The Ultimatum
by Arjoyita Roy
(Durgapur, West Bengal, India)
"Where is he?" inquired the frantic father to his wife who stood numb for all efforts ended in smoke because nothing could stop Varun from pursuing the divine will to liberate himself from the clutches of an overshadowed life which otherwise was lived by him but was governed by the will of his parents. The dark tremors of the past succeeded in its meek attempt to shake the very foundation of the family for Varun, had liberated himself of his life of celibacy for good. He planned never to look back again and bid adieu to the world of his dictators “Don’t fall prey to pseudo glitz and glamour of Literature. Pursue Science like a Man.” Her words reckoned back as she suffered from an unnatural culpability. Varun longed for his mother’s nod of approval to sanction her will in his favor.

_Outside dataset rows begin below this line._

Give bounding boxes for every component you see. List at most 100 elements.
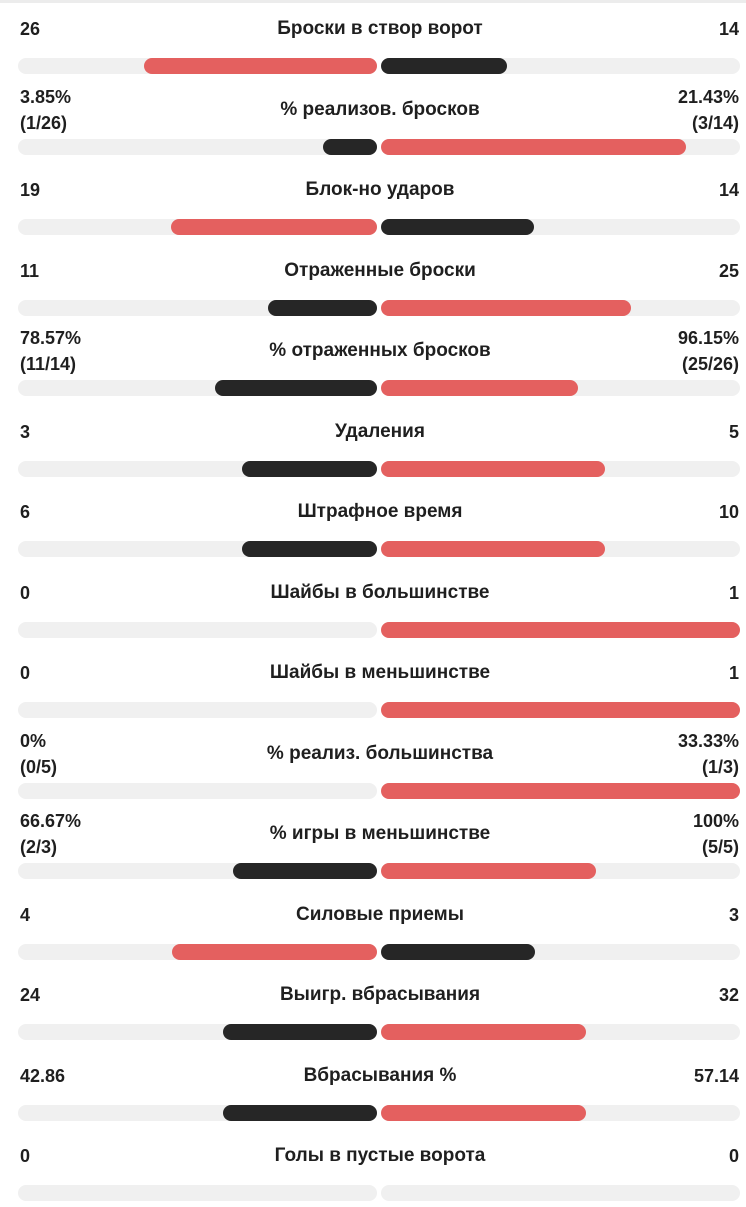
home-value: 3 bbox=[20, 403, 30, 461]
stat-row: 0 Шайбы в большинстве 1 bbox=[0, 564, 746, 644]
home-bar-fill bbox=[144, 58, 377, 74]
away-bar-fill bbox=[381, 863, 596, 879]
stat-label: Шайбы в меньшинстве bbox=[269, 662, 491, 683]
away-value-detail: (1/3) bbox=[701, 756, 739, 777]
home-bar-track bbox=[18, 621, 377, 638]
home-bar-track bbox=[18, 1185, 377, 1201]
stat-row: 42.86 Вбрасывания % 57.14 bbox=[0, 1047, 746, 1127]
stat-label: Шайбы в большинстве bbox=[270, 581, 490, 603]
stat-label: Голы в пустые ворота bbox=[274, 1145, 486, 1166]
home-value-main: 4 bbox=[20, 904, 31, 925]
home-value-detail: (11/14) bbox=[20, 354, 77, 374]
away-value-main: 32 bbox=[718, 985, 739, 1005]
home-value: 0 bbox=[20, 1127, 30, 1185]
stat-row: 4 Силовые приемы 3 bbox=[0, 886, 746, 966]
away-value: 5 bbox=[729, 403, 739, 461]
home-value: 26 bbox=[20, 0, 40, 58]
away-value: 33.33% (1/3) bbox=[678, 725, 739, 783]
home-value-main: 78.57% bbox=[20, 328, 82, 348]
stat-label: % игры в меньшинстве bbox=[269, 823, 491, 844]
stat-row: 0% (0/5) % реализ. большинства 33.33% (1/3) bbox=[0, 725, 746, 805]
home-value-main: 24 bbox=[20, 985, 41, 1005]
away-value-main: 100% bbox=[692, 811, 739, 831]
home-bar-track bbox=[18, 702, 377, 718]
stat-label: Удаления bbox=[335, 420, 425, 442]
away-value-main: 33.33% bbox=[677, 730, 739, 751]
away-bar-fill bbox=[381, 380, 578, 396]
comparison-bar bbox=[18, 1024, 740, 1040]
away-value-main: 5 bbox=[728, 421, 739, 442]
home-bar-fill bbox=[215, 380, 377, 396]
away-bar-fill bbox=[381, 702, 740, 718]
home-bar-fill bbox=[242, 541, 377, 557]
away-value-main: 14 bbox=[718, 19, 739, 39]
comparison-bar bbox=[18, 299, 740, 316]
home-value-main: 0 bbox=[20, 582, 31, 603]
home-value-main: 26 bbox=[20, 19, 41, 39]
stat-row: 26 Броски в створ ворот 14 bbox=[0, 0, 746, 80]
home-value-main: 6 bbox=[20, 502, 31, 522]
home-value: 78.57% (11/14) bbox=[20, 322, 81, 380]
home-value-main: 0 bbox=[20, 1146, 31, 1166]
comparison-bar bbox=[18, 1185, 740, 1201]
away-value: 96.15% (25/26) bbox=[678, 322, 739, 380]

Nevertheless, the odds went against him to turn him a victim caught in the web of his miserable fate. His heroic demeanor reflected endurance; he succeeded to string along devil’s own luck for it paved the way to emancipation. Saturdays had always felt like hell broke loose, when the rest of the gang could sit back and recline, Varun had to assure his presence in the coaching class for he had to camp on the doorstep of the best Engineering college in town.
Time hoodwinked suspicion and tore the unbridled fabric of paradise. His mother refused to look at him for the last time owing to the kind of guilt that penetrated her mind and hit hard her conscience deep down, for she knew his well-knit past; when he gasped to breathe in Liberty and all that she did was confine him to the periphery of the stereotype.
Heirs and assigns started pouring in the hospital to catch a last glimpse of the boy with a promising future, but Alas! Time duped them, severed the filial souls prior premonitory. “If only I had lend a ear to his wishes I could have mended our fortune in the nick of time, he would have returned home today safe and sound, he would not seek refuge to the sleeping pills” uttered the remorseful father because now he sleeps the sleep that knows no bounds. Nothing could breathe back life into the lifeless corpse. It was the hour when Virtue and vice laughed hard at their fate and manifested the bottom line that Regret supersedes Gratitude.